For in-vitro studies of smooth muscle cell activity, arterial smooth muscle cells were cultivated from human plaque tissue excised from 22 coronary and peripheral lesions and treated with the antitubulin colchicine. Smooth muscle cell migratory activity was analyzed by a standardized semi-automatic video system. Transmission electron microscopy was used to examine cytoplasmic structures.
Colchicine caused a concentration-dependent decrease in smooth muscle cell proliferative activity at a half-maximal inhibitory concentration (IC50) of 5 nmol/l. Smooth muscle cell migratory activity was reduced by colchicine in a concentration-dependent manner (IC50, 3 nmol/l). Concordantly, transmission electron microscopy revealed severe disorganization of cytoplasmic structures, especially of organelles, indicating metabolic activation.
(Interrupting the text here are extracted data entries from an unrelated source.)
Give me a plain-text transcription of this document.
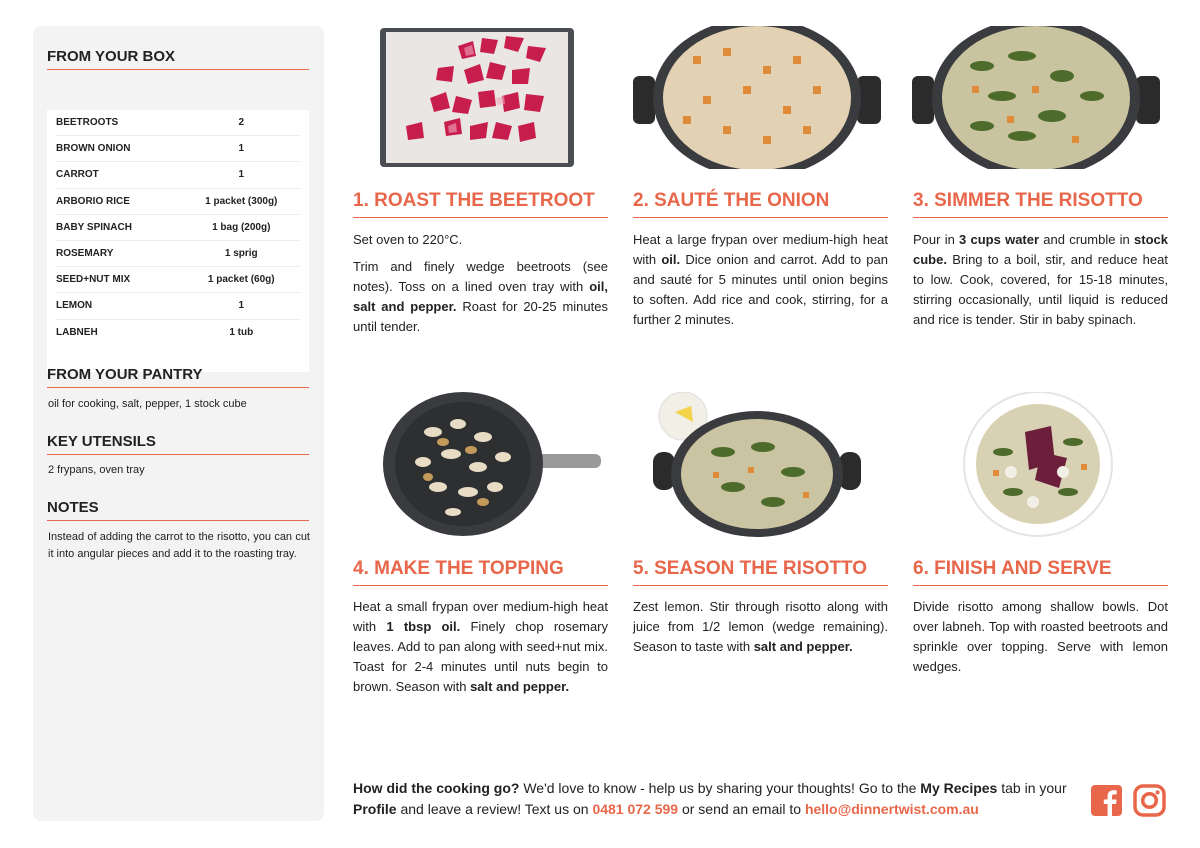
FROM YOUR BOX
BEETROOTS	2
BROWN ONION	1
CARROT	1
ARBORIO RICE	1 packet (300g)
BABY SPINACH	1 bag (200g)
ROSEMARY	1 sprig
SEED+NUT MIX	1 packet (60g)
LEMON	1
LABNEH	1 tub
FROM YOUR PANTRY
oil for cooking, salt, pepper, 1 stock cube
KEY UTENSILS
2 frypans, oven tray
NOTES
Instead of adding the carrot to the risotto, you can cut it into angular pieces and add it to the roasting tray.
1. ROAST THE BEETROOT

Set oven to 220°C.

Trim and finely wedge beetroots (see notes). Toss on a lined oven tray with oil, salt and pepper. Roast for 20-25 minutes until tender.

2. SAUTÉ THE ONION

Heat a large frypan over medium-high heat with oil. Dice onion and carrot. Add to pan and sauté for 5 minutes until onion begins to soften. Add rice and cook, stirring, for a further 2 minutes.

3. SIMMER THE RISOTTO

Pour in 3 cups water and crumble in stock cube. Bring to a boil, stir, and reduce heat to low. Cook, covered, for 15-18 minutes, stirring occasionally, until liquid is reduced and rice is tender. Stir in baby spinach.

4. MAKE THE TOPPING

Heat a small frypan over medium-high heat with 1 tbsp oil. Finely chop rosemary leaves. Add to pan along with seed+nut mix. Toast for 2-4 minutes until nuts begin to brown. Season with salt and pepper.

5. SEASON THE RISOTTO

Zest lemon. Stir through risotto along with juice from 1/2 lemon (wedge remaining). Season to taste with salt and pepper.

6. FINISH AND SERVE

Divide risotto among shallow bowls. Dot over labneh. Top with roasted beetroots and sprinkle over topping. Serve with lemon wedges.

How did the cooking go? We'd love to know - help us by sharing your thoughts! Go to the My Recipes tab in your Profile and leave a review! Text us on 0481 072 599 or send an email to hello@dinnertwist.com.au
In-vitro studies with human smooth muscle cells from arteriosclerotic lesions suggest that the antitubulin principle may be useful in producing anti-arteriosclerotic effects, since a pronounced antagonization of smooth muscle cell proliferative, migratory, and secretory processes, indirectly inferred from ultrastructural analysis, was demonstrated with low concentrations of colchicine.